Weddings can be very expensive, so who pays for it all? There are many different ways to divide up the expenses of the sacred event. The most important thing to remember is to decide early. Divide up the expenses, make a budget and stick to it! Here are a few ideas of how to handle the “who pays?” question:

The first option is to go with the traditional way. The parents of the bride pay for the wedding ceremony and reception and the parents of the groom pay for the rehearsal dinner and the alcohol at the reception. This option, however, puts a lot of financial responsibility on the bride’s parents, so if you are looking to make the cost more even, one of the other options might work better for you.

Another option is to have each set of parents decide which parts of the wedding they are going to pay for. For example, The groom’s parents are going to pay for the cost of the items involved during the ceremony while the bride’s parents pay for the items associated with the reception. Be careful with this situation, though. If you give them specific items to contribute to, they may want to voice their opinions on what you should spend their money on. Make sure that they understand that, even though they are kindly contributing money, the decision of what centerpieces to use is not entirely theirs.

Option number three is to sit down with both sets of parents, either together or individually. Find out how much they are willing to contribute to the wedding and have them give the money up front. This way, you don’t have to worry about them pulling the “well, I am paying for it” card. If the parents can’t just hand 10,000 dollars over to you at the beginning, then keep a log about how much money you have spent in their name. This way, you are still getting help financially and you still have control over how your wedding turns out.

If neither of the parents are willing/able to pay for the wedding, then the entire expense may land on you and your fiancee. This is not an uncommon situation and you will have to be prepared to deal with the situation. The key is making a budget and sticking to it. There are also plenty of ways to save money on weddings. You may be surprised, the parents may not have been able to commit to such an expense at the beginning, but they might be willing to pay for a few things along the way. Any assistance is helpful!

So, whether you and your partner are paying for the whole thing, you and your parents split the cost, or the parents pay for the whole thing, weddings take a lot of work and planning and without a plan for a budget, could be a nightmare. Decide who is contributing, and decide early!

Comments

Calling Crow 2 years ago

Good to know! Things have changed so much in the world that it's hard to maintain certain traditions anymore. Especially the "bride's dowrey" tradition.

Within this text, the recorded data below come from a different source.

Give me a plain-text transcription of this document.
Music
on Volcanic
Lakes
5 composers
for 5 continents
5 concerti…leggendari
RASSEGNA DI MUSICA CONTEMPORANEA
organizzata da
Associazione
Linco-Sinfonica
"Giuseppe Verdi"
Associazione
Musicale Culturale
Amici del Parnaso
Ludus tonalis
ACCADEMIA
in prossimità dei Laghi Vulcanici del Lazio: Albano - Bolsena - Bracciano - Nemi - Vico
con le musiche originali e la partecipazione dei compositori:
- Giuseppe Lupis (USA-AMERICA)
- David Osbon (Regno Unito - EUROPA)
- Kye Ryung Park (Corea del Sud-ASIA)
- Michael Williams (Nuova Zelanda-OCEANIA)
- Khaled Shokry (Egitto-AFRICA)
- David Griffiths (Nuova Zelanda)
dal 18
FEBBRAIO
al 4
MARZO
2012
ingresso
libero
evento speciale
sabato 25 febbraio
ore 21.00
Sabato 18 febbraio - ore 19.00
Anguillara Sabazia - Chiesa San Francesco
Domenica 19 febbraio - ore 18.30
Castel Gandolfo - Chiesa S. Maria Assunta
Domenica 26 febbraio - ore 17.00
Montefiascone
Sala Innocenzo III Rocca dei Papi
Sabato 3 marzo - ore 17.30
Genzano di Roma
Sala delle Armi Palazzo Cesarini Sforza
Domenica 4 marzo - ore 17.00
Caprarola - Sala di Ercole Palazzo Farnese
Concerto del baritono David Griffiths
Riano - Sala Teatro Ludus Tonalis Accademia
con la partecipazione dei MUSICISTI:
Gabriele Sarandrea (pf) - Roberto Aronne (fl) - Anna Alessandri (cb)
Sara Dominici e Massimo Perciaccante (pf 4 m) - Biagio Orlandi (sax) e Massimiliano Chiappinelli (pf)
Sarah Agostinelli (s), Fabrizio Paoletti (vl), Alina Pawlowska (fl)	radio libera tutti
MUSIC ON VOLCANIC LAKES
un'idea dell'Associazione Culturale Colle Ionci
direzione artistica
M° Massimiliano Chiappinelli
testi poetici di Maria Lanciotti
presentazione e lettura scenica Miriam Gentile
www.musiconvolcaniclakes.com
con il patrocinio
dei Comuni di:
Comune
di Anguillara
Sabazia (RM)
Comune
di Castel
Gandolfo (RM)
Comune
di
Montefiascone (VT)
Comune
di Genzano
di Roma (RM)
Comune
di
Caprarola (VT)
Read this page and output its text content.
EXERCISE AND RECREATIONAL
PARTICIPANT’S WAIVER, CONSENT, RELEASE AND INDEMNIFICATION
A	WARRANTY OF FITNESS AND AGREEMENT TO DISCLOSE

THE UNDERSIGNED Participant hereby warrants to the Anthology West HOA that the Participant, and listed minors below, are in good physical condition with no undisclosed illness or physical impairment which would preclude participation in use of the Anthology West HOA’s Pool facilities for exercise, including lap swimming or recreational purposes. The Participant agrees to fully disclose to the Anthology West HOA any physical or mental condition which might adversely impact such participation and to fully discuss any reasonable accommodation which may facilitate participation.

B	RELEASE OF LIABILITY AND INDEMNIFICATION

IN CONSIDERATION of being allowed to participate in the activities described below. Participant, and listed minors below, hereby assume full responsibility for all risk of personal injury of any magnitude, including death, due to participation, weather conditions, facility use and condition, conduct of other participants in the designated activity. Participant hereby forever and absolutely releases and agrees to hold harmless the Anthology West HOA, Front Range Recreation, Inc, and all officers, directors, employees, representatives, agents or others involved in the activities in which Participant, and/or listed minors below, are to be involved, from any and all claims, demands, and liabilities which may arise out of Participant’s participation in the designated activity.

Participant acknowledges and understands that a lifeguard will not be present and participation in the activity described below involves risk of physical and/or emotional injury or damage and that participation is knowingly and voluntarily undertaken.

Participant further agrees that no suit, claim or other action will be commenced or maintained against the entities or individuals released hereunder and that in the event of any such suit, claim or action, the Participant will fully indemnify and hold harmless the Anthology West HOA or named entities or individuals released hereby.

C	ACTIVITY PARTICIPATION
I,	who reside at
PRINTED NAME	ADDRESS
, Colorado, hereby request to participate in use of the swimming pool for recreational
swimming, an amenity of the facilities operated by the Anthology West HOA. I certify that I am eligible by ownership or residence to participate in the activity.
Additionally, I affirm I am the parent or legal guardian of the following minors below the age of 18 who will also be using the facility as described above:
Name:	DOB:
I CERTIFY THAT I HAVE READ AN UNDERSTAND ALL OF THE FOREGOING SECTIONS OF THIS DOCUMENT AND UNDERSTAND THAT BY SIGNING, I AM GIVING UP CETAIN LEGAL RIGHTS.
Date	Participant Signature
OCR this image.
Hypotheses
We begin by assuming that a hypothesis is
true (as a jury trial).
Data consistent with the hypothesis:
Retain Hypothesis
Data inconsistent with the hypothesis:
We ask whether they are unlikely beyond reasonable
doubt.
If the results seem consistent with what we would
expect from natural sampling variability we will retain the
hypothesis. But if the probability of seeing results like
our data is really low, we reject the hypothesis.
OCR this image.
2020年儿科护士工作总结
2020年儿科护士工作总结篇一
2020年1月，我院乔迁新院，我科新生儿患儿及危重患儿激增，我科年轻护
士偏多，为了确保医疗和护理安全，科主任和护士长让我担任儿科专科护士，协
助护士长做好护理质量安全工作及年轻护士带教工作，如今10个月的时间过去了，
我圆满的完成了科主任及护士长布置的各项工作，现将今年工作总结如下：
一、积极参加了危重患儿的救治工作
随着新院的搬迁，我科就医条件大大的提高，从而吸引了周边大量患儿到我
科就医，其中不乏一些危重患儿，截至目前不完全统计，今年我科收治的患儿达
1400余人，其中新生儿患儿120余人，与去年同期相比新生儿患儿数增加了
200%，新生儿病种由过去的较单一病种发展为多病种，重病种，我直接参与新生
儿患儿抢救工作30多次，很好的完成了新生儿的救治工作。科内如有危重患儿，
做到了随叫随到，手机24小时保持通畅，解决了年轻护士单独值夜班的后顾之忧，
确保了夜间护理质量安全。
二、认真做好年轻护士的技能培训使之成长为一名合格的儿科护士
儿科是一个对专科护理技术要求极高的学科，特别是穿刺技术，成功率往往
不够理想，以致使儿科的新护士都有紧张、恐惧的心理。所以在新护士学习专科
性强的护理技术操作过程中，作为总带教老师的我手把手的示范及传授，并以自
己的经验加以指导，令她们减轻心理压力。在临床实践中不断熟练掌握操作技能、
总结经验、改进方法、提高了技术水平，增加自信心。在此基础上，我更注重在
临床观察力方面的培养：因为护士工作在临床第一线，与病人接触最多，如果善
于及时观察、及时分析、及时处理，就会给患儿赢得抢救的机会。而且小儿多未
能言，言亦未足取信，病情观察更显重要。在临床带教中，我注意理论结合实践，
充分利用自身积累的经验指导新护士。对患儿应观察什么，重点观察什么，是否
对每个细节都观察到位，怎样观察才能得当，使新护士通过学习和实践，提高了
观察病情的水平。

Thanks for the reminder that all can play and the most important part is sticking to the budget!

SArthur profile image

SArthur Hub Author 2 years ago

Calling Crow, I agree with you on the difficulty of maintaining certain traditions. My husband and I agreed not to see each other until the wedding, which was very special, but a nightmare for pictures! These days, you have to pick and choose the traditions you want to incorporate into your wedding. Thanks for the feedback!